Son EP Cocktail Exil affirme un son entre rock garage et hyperpop, loin du cinéma où on l’attendait.
Petit-fils de Catherine Deneuve, il refuse de se laisser définir par son statut de petit-fils de légende.
Ses années de petits boulots nourrissent une écriture sensible, observatrice, à rebours du fantasme “enfant de star”.
Porté par les premières parties de Benjamin Biolay, il trace une carrière musicale qui assume autant les doutes que l’ambition.

Milo Thoretton alias Asphalt : un héritier du cinéma qui choisit la musique pour se définir

Le décor pourrait être celui d’un film : un nom à rallonge sur l’affiche, une lignée qui commence avec Catherine Deneuve et Marcello Mastroianni, une mère actrice, un ex-beau-père musicien multi-récompensé. Au milieu, Milo Thoretton qui, au lieu de rejouer la scène attendue de l’acteur « troisième génération », bifurque. Il se rebaptise Asphalt, s’accroche à des guitares saturées et à des refrains fragiles, et annonce qu’il veut simplement faire de la musique — pas un remake de l’histoire familiale.

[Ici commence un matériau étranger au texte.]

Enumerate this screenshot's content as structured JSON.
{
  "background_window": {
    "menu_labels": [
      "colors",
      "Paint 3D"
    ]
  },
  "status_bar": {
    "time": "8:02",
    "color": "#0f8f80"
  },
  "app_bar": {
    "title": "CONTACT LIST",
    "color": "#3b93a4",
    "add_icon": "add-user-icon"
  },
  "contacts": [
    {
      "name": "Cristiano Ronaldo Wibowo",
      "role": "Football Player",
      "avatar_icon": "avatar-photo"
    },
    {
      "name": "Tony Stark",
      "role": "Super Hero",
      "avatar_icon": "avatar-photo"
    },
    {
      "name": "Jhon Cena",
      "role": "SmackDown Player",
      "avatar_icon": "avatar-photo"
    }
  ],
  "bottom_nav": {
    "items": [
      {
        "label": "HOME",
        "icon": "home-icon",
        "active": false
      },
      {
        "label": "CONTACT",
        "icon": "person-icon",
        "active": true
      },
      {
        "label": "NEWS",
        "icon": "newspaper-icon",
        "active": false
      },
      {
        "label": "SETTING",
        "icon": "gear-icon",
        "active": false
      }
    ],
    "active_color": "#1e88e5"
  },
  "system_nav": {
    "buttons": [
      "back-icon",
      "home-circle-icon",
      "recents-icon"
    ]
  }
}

Né le 31 décembre 1996, il a grandi entouré de tournages, de studios d’enregistrement, de conversations sur les scénarios et les mixages. Pourtant, ce qui l’aimante, ce n’est ni la lumière feutrée des salles de projection ni le vernis des avant-premières. Il parle d’« artisanat » plutôt que de « carrière », de chansons bricolées au lycée plus que de destin tracé. Son alias, Asphalt, évoque une matière rugueuse, chauffée au soleil, l’odeur de bitume en été plutôt que les velours rouges des festivals.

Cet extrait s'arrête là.